O secretário-geral do PS, António Costa, teceu esta sexta-feira elogios ao candidato do PS à câmara de Lisboa, Fernando Medina, considerando que a gestão socialista "permitiu fazer renascer a cidade", capital de Portugal.

É difícil em dois anos e meio fazer tanto e deixar uma marca tão profunda como a que o Fernando Medina deixou", disse Costa, que não poupou elogios ao seu sucessor na liderança da câmara municipal.

E prosseguiu "Hoje estou cá só mesmo como apoiante, não como candidato. (…) Mas basta andar pela cidade para saber quem vai ser o próximo presidente da câmara de Lisboa".

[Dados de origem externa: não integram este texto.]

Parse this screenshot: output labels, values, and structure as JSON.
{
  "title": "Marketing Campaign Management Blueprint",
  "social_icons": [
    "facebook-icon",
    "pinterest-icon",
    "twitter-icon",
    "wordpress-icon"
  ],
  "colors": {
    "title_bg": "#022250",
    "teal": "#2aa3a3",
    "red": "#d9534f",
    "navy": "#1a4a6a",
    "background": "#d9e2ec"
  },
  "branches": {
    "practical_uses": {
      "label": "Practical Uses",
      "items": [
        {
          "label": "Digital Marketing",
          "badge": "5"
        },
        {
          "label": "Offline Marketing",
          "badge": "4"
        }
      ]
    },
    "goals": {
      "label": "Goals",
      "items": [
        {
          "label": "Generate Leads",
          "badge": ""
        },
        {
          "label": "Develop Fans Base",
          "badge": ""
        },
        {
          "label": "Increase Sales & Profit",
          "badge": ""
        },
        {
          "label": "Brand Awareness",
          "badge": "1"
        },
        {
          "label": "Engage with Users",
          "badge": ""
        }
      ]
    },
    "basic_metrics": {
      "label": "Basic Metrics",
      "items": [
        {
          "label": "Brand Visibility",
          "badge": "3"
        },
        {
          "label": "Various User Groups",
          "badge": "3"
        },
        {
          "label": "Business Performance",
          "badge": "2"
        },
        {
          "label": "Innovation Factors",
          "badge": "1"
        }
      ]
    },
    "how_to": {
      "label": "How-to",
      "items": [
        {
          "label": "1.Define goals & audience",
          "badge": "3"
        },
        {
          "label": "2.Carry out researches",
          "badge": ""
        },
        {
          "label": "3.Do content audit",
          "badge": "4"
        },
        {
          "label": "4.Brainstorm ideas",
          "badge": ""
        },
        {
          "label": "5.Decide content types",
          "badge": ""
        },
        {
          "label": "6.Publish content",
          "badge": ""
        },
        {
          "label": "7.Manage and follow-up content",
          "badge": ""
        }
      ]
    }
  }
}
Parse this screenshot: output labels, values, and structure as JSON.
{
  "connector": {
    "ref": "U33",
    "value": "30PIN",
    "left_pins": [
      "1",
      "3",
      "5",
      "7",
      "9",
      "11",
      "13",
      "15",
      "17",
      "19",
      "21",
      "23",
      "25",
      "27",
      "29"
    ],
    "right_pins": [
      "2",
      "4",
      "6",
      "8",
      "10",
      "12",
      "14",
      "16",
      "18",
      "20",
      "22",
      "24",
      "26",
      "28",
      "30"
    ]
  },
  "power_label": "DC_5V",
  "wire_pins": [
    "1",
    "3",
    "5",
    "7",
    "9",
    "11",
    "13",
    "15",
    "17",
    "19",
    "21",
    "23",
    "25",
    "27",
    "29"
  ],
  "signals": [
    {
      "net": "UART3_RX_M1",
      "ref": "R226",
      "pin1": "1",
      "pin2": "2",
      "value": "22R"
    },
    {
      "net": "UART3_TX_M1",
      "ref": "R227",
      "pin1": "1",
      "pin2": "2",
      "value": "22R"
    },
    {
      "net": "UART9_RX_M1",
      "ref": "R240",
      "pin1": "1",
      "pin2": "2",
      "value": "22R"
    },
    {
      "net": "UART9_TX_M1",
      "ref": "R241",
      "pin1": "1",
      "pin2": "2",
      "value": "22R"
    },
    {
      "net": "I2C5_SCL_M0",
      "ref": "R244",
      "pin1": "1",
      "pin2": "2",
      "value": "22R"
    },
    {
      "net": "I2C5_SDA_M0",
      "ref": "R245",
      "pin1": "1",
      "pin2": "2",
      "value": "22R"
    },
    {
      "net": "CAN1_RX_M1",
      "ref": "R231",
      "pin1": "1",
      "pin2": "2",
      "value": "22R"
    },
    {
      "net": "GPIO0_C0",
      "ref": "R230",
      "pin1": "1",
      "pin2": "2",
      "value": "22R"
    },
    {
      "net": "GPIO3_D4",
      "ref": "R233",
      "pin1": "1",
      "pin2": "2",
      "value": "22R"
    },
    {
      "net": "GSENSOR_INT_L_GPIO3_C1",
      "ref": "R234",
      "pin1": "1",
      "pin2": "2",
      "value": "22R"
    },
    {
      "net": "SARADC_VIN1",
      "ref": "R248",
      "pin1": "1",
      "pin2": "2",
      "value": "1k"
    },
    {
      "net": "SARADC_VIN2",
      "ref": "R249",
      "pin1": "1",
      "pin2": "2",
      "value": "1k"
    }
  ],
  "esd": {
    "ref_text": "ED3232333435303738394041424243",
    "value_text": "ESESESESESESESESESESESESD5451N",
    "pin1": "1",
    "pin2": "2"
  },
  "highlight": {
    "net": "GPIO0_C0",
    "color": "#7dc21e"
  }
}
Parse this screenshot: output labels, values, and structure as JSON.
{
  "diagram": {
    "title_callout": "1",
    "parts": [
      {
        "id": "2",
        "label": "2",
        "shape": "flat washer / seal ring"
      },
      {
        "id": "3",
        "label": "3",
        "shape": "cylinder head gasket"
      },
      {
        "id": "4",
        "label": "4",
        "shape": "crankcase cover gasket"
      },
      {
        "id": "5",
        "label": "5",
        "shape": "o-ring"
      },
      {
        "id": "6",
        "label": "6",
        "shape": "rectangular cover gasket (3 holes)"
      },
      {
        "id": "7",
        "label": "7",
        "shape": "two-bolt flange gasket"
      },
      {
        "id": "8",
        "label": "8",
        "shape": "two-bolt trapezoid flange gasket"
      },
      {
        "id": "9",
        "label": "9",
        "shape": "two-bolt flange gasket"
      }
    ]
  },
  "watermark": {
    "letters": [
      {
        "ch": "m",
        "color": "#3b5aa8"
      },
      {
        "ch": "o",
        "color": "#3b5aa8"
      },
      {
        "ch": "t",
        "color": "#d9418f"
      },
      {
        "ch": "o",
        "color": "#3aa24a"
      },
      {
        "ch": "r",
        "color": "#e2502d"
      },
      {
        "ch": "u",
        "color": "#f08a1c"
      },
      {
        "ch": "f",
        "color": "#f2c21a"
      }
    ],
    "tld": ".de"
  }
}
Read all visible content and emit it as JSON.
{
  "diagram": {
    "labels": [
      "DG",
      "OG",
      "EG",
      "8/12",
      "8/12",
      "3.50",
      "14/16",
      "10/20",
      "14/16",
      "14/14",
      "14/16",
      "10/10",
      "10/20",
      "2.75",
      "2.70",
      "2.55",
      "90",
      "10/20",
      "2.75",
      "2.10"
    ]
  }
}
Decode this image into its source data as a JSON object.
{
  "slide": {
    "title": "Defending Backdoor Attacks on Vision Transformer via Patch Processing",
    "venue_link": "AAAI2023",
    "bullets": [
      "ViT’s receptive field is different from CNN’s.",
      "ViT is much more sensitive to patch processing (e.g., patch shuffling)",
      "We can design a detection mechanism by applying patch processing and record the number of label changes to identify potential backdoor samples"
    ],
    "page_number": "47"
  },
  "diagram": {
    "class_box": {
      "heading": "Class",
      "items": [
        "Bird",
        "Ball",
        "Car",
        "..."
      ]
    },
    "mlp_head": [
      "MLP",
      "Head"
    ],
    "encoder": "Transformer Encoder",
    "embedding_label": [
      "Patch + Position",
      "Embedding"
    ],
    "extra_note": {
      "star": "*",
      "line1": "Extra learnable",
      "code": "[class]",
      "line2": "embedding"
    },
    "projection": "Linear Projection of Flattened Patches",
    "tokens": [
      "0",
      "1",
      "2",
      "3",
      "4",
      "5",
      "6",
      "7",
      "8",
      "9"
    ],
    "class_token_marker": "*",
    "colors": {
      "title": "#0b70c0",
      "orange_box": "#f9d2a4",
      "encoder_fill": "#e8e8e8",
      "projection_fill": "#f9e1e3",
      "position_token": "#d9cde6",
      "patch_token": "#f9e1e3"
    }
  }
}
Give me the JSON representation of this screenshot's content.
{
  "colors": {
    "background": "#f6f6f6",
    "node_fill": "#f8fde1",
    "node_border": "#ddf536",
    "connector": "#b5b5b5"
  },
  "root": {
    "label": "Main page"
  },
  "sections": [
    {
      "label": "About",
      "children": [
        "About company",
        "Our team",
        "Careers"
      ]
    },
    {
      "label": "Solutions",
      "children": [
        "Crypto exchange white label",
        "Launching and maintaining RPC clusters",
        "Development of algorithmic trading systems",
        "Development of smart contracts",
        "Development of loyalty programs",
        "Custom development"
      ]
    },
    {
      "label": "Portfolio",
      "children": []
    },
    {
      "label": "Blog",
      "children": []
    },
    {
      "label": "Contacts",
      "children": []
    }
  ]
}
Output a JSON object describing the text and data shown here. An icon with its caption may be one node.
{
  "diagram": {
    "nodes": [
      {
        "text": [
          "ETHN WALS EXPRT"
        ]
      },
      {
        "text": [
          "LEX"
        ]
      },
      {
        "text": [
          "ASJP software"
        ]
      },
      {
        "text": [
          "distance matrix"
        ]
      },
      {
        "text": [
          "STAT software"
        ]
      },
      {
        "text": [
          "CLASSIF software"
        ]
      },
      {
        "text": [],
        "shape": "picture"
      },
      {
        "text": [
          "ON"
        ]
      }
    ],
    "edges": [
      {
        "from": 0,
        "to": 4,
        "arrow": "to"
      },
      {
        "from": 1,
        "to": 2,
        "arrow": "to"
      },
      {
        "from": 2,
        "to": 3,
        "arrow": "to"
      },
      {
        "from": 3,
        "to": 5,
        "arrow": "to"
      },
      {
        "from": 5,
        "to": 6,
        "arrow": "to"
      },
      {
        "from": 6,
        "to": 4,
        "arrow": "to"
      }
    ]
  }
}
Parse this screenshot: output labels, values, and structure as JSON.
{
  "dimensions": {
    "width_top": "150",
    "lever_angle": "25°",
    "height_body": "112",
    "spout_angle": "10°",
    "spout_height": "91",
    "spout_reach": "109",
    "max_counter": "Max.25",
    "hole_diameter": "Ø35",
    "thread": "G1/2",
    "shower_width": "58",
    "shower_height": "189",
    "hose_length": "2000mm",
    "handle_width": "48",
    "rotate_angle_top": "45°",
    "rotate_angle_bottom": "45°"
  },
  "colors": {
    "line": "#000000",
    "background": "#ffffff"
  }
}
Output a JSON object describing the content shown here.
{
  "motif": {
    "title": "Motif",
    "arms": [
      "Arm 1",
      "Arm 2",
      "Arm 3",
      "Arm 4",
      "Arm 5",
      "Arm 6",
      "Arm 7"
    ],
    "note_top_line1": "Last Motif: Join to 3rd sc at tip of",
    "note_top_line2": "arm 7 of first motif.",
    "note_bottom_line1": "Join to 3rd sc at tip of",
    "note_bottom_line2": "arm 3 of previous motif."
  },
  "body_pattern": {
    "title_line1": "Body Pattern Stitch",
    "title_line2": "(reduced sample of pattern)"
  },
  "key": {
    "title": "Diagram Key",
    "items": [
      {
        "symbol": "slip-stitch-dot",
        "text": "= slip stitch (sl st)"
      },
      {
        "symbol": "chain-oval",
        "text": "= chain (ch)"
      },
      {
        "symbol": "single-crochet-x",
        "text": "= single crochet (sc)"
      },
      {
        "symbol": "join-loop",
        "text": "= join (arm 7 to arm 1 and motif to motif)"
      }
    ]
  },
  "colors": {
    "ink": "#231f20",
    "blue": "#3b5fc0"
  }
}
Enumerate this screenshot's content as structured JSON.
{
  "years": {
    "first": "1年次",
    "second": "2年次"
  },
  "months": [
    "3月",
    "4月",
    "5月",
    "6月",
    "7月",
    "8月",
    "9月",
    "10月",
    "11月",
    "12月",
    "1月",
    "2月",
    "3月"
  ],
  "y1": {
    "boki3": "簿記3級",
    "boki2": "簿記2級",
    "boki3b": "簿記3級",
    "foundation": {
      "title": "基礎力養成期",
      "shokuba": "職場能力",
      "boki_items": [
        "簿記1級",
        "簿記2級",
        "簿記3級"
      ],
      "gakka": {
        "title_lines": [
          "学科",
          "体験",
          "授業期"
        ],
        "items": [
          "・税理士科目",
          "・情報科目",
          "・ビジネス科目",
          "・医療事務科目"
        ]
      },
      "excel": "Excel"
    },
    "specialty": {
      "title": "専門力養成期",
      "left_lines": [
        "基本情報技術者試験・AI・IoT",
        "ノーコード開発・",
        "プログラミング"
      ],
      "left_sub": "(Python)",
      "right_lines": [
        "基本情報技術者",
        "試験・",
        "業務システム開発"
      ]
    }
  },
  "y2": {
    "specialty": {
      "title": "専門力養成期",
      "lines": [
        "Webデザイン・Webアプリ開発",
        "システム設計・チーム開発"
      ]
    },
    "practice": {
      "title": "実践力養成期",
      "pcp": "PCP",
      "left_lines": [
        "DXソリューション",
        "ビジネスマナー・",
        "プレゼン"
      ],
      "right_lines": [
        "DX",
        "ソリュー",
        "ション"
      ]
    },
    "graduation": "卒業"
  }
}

As candidatas de PSD e CDS, disse Costa, "disputam" entre si "quem vai ficar em segundo", ao passo que os demais adversários lutam para saber se "vão manter ou recuperar" lugares de vereação", sendo que Medina é "o único" que concorre para a liderança da câmara, sublinhou o secretário-geral do PS.

"Tantos quilómetros para vir a este bife"

António Costa declarou ainda ser "absolutamente necessário o diálogo político", com ou sem maioria absoluta, e reiterou o desígnio de uma "descentralização" que "em breve todo o país possa sentir", com concelhos e freguesias com "capacidade e coragem" de assumir essas responsabilidades.

O líder socialista e também primeiro-ministro falava no tradicional almoço de encerramento da campanha eleitoral do candidato do PS à autarquia de Lisboa, na cervejaria Trindade.

Este bife, nestes dias, tem um sabor que não tem em qualquer um dos outros dias", brincou Costa, enaltecendo o encontro que juntou centenas de socialistas.

E concretizou, entre risos: "Confesso que nunca tinha feito tantos quilómetros para vir a este bife" - Costa veio da Estónia, onde teve um compromisso internacional como primeiro-ministro, tendo aterrado em Lisboa ao começo da tarde.

O almoço antecedeu a também tradicional descida do Chiado, que Costa fará lado a lado de Medina antes de arrancar, ao fim da tarde, para um comício no Porto, concelho onde se realiza a última iniciativa de campanha do líder do PS.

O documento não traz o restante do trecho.